Avec le phénomène de la délation par réseau social interposé, signalé sur twitter par les mots-clé #metoo ou #balancetonporc, une libération médiatique de la parole des victimes de viol a été diagnostiquée par de nombreux commentateurs[1].

Nous souhaitons avec ce texte réfléchir ce en quoi ces mouvements seraient caractérisés par une aliénation du discours des victimes en souffrance, une instrumentalisation médiatique à distinguer de la situation de restauration d’une intimité à partir de l’écoute thérapeutique. Le repérage de la misère sexuelle, dont ces phénomènes sont un symptôme, comme par exemple le succès de la pornographie, sera aussi l’occasion d’un examen des motifs de l’interdit éthique d’acheter ou de louer un corps humain, mis en tension avec la possibilité de recevoir un soin corporel.

S’il y avait un trait commun entre les victimes de viol et les violeurs, ce serait non seulement de méconnaître ce que pourrait être une sexualité épanouie et respectueuse de l’autre sexe, mais encore de ne pas comprendre ni accepter la possibilité du plaisir féminin.

Dans le cas des victimes, ces caractéristiques sont aiguës, c’est-à-dire que les personnes qui ont vécu un viol ont pu connaître une sexualité épanouie et féminine avant leur traumatisme, et qu’elles peuvent se rétablir dans une libido satisfaisante après. Les violeurs sont en revanche beaucoup plus chroniquement atteints, puisque leur passage à l’acte est déterminé par des pathologies de la personnalité psychopathique ou perverse qui ont pour source des expériences infantiles et archaïques de maltraitance ou de déprivation psycho-affective. Toutefois, la perspective d’une prise de conscience de la sensibilité des personnes humaines, ou à minima, des interdits sociaux, ne devrait jamais être totalement abandonnée.

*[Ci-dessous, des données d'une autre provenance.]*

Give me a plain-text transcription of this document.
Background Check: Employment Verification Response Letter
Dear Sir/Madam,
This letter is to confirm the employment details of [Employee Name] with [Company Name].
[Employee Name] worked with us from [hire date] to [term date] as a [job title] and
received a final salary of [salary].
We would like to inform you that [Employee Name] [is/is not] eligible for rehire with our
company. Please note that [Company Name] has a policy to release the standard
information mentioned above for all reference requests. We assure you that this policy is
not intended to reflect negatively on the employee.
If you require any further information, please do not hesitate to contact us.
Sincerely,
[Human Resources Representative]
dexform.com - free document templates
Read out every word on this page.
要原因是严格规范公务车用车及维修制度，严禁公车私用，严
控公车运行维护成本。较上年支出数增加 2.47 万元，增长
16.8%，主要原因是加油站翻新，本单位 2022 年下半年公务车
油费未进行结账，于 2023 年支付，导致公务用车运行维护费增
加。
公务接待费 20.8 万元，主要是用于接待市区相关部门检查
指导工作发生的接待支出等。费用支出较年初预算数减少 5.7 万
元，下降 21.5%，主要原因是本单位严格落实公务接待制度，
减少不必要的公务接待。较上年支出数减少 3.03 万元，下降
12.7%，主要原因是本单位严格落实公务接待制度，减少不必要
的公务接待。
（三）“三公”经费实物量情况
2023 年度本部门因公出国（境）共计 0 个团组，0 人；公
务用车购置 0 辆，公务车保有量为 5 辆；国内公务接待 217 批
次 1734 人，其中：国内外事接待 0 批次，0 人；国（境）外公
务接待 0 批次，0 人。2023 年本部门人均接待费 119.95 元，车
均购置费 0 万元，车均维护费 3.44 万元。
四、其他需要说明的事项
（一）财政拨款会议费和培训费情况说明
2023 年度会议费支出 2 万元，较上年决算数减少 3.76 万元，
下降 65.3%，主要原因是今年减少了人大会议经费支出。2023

La traite des esclaves, la prostitution, le travail forcé sont autant de phénomènes historiques qui remontent aux origines de l’humanité et indiquent que le fait de traiter une personne humaine comme un objet remplissant une fonction utilitaire est en soi profondément humain, inscrit dans la négativité des pulsions agressives et destructrices sur lesquelles s’étayent les conduites d’emprise et de domination. Cet état de fait, qui montre que statistiquement les humains se sont toujours traités les uns les autres comme des objets, ne justifie en aucune façon ce traitement.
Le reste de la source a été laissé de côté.